Interposed to the basal cells, there are melanocytes, cells with a rounded shape equipped with a sort of extension, involved in the production of melanin. In fact, melanogenesis is the process that leads to the synthesis of melanin at the level of melanosomes, particular cytoplasmic organelles present in melanocytes. THE
granules of melanin, through the extensions of melanocytes, are released and absorbed by the keratinocytes, in order to define the skin and hair color and to protect against ultraviolet radiation.
- Above the basal layer, the keratinocytes take on an irregular polygonal shape, forming the spinous layer, so called because the cells are joined by thin cytoplasmic filaments, similar to spines or intercellular bridges, called desmosomes. Made up of 5-20 cell layers, it is the thickest of the epidermal layers.
- At the level of the granular layer, the keratinocytes acquire large cytoplasmic granules called keratoyalin granules, which are transformed into keratin following the keratinization process that starts in this layer and ends at the level of the horny layer. These cells are smaller in size, as the nucleus and cytoplasm are reduced, are flattened parallel to the surface, with a thicker cell membrane than the cells of the underlying layers and with less intercellular space; this leads to a reduction in nourishment leading to necrosis, drying and corneification, ie cell death.
- The shiny layer is detected at the palm-plantar level, sections in which the stratum corneum is very thickened, as it is more subject to wear. It consists of 1-2 strands of keratinocytes smaller than the previous ones, flattened, irregular and with dense cytoplasm containing a substance called eleidine.
- At the level of the stratum corneum, the keratinocytes complete the maturation process, transforming into corneum cytes, anucleated and therefore non-viable cells, with a flat and wide shape, devoid of cytoplasmic organelles. These cells are continuously lost from the skin surface in the form of scales or flakes.

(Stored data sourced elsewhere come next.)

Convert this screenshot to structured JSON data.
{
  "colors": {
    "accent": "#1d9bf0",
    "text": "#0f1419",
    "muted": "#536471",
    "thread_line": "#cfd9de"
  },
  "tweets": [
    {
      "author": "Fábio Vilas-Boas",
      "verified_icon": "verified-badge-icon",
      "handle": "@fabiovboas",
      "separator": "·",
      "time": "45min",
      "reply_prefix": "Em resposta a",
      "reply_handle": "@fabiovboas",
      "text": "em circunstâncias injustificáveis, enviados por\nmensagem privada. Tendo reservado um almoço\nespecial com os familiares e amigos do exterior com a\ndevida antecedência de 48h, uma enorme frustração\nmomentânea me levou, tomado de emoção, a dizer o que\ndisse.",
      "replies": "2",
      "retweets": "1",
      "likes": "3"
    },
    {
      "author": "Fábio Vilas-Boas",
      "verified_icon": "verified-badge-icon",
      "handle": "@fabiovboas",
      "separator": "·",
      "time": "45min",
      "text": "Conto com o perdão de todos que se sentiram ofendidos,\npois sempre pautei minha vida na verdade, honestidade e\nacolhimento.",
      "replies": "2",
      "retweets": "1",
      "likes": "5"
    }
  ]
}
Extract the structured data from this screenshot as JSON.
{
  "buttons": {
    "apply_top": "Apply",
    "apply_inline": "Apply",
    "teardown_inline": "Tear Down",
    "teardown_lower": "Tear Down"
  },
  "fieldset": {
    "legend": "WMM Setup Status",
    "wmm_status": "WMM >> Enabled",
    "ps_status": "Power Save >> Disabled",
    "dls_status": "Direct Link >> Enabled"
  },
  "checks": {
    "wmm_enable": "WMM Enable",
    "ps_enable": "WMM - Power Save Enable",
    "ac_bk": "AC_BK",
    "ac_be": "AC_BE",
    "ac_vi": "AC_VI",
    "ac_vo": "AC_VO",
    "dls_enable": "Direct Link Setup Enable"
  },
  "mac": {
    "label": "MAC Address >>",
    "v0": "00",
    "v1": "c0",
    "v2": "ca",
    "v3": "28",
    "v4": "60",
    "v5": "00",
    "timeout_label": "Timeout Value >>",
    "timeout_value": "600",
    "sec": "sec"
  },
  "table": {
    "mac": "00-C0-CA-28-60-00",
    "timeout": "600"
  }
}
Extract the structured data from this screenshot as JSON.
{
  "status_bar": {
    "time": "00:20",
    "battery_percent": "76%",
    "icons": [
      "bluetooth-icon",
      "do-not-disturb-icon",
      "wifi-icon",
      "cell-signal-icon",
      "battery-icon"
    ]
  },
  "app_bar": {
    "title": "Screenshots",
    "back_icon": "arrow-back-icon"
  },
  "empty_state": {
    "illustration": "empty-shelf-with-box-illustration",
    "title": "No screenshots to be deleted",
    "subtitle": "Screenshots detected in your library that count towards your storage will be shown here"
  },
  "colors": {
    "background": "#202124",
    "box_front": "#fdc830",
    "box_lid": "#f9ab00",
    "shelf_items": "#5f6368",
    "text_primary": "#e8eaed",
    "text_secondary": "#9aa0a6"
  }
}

To maintain the balance of the epidermis, between regeneration and loss, the cells produced at the level of the basal layer must be in equal quantities to those eliminated at the level of the stratum corneum.
The time taken by a cell in the basal layer to reach the stratum corneum is between 10-14 days; another 10-14 days are needed for a cell to cross the stratum corneum before being eliminated. Therefore, the turnover time in physiological conditions is 20-28 days.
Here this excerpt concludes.